Le renforcement de la protection des sites en France : la Stratégie de Création des Aires Protégées (SCAP)


En 2008, le gouvernement français a mis en place un grand programme portant sur l’environnement baptisé « Grenelle de l’environnement ». Cette grande réflexion a abouti à la définition d’un ensemble d’actions politiques ou scientifiques environnementales, à mener sur le territoire. Un des résultats de ces travaux a été de constater que le réseau des aires dites « fortement protégées » n’était pas assez développé en France. Les aires dites « fortement protégées » sont régies par les outils réglementaires suivants : réserves naturelles (nationales, régionales et de Corse), les cœurs des Parcs Nationaux, les Arrêtés Préfectoraux de Protection de Biotope (et bientôt de géotope) et les sites classés. Ces aires représentent actuellement 1,2% de la surface de territoire métropolitain. Les aires protégées par des outils de protection moins contraignants représentent quant à elles 10 % de la surface du territoire métropolitain.

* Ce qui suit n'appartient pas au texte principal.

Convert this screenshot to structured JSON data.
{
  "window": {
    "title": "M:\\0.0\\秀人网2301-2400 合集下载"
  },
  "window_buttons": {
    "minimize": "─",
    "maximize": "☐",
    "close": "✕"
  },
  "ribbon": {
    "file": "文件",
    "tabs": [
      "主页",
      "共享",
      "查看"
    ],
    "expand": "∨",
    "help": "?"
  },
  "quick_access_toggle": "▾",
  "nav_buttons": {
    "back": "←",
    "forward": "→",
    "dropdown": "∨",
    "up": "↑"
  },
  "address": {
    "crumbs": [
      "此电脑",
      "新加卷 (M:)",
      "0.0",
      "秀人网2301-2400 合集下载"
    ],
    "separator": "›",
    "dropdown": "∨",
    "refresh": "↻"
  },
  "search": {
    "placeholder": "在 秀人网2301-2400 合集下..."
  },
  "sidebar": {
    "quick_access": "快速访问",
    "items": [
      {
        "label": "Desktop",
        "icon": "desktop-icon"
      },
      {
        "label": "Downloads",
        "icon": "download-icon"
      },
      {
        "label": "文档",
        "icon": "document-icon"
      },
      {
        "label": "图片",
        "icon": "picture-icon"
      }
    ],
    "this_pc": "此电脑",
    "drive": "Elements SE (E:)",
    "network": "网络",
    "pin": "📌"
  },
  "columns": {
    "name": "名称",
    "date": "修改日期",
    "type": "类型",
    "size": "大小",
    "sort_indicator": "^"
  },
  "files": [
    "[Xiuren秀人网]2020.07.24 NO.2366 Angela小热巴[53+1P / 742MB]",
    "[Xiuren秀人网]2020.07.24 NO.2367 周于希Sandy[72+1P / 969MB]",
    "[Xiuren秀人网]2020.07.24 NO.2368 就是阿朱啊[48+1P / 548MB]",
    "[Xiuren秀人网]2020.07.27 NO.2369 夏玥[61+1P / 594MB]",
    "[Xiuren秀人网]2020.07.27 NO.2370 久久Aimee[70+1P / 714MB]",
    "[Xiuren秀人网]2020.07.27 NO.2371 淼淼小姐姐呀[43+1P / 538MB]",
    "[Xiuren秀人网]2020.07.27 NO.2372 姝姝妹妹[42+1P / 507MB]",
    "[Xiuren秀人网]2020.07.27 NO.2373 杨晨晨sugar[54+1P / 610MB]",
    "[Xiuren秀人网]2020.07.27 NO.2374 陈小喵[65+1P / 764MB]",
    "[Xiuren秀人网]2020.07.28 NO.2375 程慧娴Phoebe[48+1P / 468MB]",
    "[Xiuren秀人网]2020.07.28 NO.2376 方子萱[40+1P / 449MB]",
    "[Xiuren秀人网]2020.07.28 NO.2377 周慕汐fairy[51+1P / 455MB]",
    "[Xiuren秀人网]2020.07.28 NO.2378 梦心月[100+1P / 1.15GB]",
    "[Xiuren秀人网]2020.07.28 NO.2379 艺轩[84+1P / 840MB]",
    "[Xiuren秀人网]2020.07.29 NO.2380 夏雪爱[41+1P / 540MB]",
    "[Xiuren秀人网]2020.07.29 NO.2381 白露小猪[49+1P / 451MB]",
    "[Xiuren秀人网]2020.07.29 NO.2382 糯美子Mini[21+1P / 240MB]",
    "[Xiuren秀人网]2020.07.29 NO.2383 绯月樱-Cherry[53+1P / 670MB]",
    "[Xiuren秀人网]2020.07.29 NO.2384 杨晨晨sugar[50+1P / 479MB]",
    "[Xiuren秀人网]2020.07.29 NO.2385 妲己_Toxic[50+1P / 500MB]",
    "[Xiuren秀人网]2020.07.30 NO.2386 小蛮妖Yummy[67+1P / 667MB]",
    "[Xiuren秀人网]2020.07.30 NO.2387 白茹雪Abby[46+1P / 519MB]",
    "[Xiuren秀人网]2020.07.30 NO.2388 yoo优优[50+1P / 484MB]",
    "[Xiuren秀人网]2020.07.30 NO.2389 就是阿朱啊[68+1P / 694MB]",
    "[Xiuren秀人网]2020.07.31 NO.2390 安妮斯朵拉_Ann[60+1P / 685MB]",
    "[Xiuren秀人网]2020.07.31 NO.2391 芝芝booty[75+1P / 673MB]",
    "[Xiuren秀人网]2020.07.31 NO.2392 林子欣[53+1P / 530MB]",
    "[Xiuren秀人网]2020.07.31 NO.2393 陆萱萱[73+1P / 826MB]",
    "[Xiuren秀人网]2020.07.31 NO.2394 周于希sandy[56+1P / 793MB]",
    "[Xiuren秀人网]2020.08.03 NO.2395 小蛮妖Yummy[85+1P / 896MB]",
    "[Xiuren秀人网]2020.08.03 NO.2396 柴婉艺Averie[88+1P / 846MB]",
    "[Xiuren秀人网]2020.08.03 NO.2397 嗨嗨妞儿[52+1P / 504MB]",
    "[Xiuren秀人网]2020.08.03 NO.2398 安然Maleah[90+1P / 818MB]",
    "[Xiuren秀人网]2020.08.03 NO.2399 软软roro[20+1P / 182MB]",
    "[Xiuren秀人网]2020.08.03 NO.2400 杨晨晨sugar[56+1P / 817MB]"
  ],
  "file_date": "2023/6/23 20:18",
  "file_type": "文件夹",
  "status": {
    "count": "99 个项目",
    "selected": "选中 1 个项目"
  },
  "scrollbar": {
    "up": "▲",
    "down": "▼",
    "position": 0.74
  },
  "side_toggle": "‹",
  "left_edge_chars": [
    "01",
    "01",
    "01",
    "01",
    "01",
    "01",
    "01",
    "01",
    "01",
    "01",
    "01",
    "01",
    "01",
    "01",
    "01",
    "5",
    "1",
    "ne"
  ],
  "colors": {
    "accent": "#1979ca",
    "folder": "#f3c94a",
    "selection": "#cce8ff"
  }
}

Afin d’améliorer cette situation, une stratégie a été mise en place. Cette Stratégie de Créationdes Aires Protégées (SCAP), officiellement lancée par le ministère en charge de l’environnement en 2009, vise à placer au moins 2% du territoire terrestre métropolitain sous protection forte, d’ici 2020 et à améliorer la représentativité et la cohérence du réseau des aires protégées.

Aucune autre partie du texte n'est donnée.